Kita sama-sama tahu, sama-sama penyuka hujan.
Tapi terkadang kau sebal, karena hujan membuat jemuranmu tak kunjung kering.
Bukankah hujan adalah cara langit menuliskan puisi untuk bumi.
Begitu juga denganku, berapa lembar puisi waguku yang kau terima sayang. Kau masih ingat ketika ulang tahunmu tahun lalu. Itu yang terpanjang yang kutulis untukmu. Kau bilang ingin menangis membaca itu. Jangan menangis sayang. Aku tak ingin membuatmu setitikpun menetaskan air mata. Air mata jangan terlalu murah, kita sudah sepakati itu.
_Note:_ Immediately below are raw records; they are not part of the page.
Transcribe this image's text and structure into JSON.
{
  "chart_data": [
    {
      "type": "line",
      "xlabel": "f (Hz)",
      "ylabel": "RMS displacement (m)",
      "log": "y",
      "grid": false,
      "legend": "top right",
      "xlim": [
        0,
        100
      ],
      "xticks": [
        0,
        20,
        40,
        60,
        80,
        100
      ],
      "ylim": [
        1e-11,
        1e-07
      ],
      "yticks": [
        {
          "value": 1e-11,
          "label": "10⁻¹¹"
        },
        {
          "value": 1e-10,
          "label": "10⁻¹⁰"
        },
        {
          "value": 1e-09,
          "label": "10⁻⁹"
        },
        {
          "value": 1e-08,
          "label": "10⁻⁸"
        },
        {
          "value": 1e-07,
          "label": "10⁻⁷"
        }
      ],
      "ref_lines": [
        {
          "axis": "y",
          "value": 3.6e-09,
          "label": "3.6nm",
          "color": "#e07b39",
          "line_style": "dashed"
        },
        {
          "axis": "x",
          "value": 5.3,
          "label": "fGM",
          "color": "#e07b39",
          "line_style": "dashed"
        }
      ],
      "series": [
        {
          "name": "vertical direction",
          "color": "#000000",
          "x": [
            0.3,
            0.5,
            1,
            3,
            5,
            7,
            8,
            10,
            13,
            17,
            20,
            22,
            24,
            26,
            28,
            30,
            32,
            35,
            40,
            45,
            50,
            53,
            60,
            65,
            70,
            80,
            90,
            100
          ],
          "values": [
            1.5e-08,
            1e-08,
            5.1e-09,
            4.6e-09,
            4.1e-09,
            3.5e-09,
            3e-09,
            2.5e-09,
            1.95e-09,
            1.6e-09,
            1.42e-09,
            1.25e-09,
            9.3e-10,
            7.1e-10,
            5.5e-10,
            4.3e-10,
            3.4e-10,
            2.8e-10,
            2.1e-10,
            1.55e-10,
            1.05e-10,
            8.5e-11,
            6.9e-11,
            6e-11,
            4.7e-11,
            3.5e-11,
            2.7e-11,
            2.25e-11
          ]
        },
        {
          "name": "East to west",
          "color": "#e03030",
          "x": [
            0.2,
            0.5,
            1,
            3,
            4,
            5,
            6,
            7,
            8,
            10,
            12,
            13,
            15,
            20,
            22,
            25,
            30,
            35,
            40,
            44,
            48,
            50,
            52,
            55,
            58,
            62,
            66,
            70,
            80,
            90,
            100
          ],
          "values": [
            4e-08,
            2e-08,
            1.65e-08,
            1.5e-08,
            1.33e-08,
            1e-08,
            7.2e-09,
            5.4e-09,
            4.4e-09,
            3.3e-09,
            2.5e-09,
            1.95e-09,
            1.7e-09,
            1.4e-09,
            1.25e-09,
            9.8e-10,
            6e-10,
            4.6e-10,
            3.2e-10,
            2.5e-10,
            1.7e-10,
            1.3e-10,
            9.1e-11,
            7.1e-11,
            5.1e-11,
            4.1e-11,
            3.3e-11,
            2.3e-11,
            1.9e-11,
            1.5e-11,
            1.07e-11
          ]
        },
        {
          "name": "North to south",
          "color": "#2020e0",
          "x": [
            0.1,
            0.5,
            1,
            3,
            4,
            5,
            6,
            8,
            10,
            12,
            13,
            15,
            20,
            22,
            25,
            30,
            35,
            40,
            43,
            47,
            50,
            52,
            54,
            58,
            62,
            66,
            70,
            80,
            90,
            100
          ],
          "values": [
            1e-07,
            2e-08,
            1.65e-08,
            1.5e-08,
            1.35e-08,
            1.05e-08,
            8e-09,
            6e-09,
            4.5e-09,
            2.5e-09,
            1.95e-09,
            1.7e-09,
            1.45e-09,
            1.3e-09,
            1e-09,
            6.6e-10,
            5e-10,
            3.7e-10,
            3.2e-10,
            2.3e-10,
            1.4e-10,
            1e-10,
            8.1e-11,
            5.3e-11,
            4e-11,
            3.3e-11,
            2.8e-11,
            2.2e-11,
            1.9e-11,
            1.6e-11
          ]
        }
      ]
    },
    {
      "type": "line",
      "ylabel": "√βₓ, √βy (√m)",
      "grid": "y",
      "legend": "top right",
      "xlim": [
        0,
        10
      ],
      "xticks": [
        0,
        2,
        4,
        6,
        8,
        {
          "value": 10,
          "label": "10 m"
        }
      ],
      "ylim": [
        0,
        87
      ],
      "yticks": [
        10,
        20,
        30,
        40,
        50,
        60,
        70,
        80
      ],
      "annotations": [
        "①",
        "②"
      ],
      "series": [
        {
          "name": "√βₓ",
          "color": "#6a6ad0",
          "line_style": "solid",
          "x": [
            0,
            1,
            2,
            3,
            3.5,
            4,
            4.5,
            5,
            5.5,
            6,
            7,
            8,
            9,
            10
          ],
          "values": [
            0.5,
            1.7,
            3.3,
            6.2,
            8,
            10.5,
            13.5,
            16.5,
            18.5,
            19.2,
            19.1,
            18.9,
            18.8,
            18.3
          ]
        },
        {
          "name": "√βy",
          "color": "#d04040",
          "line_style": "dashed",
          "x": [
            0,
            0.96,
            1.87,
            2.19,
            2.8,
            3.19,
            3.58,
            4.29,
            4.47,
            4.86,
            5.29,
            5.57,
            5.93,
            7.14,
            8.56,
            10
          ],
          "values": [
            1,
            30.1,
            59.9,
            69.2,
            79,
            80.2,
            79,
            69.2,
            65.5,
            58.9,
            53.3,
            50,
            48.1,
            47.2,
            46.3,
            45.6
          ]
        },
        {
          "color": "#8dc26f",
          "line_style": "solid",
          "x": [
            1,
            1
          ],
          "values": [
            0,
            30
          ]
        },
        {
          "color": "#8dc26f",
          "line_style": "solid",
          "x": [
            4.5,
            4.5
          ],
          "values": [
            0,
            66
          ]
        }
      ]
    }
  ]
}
Berbicara tentang hujan, kotamu baru saja di guyur hujan. Deras sekali. Pantas saja, selepas maghrib udara begitu panas. Aku kira gegara siang tadi yang kepalang panas. Ternyata tidak. Adalah sebagai tanda segera hujan. Aku tak sempat meliongok langit. Aku sedang malas mendongak memang.

Deras sekali. Cukup lama. Hujan berhasil mengurungku. Aku tak bisa kemana-mana. Toh aku juga bingung akan kemana. Syukurlah hujan. Panas tak lagi berkuasa atas udara kotamu sayang. Aku meirngkuk. Sedikit dingin memang. Aku duduk ditepian teras sembari menjulurkan satu tanganku keluar. Tetesan air di kulit tanganku seolah menuliskan sesuatu. Ya, benar saja. Hujan itu telah menulis sebuah nama. Namamu sayang yang ditulis oleh hujan. Seiring itu hujan juga mengingatkan kembali tentangmu.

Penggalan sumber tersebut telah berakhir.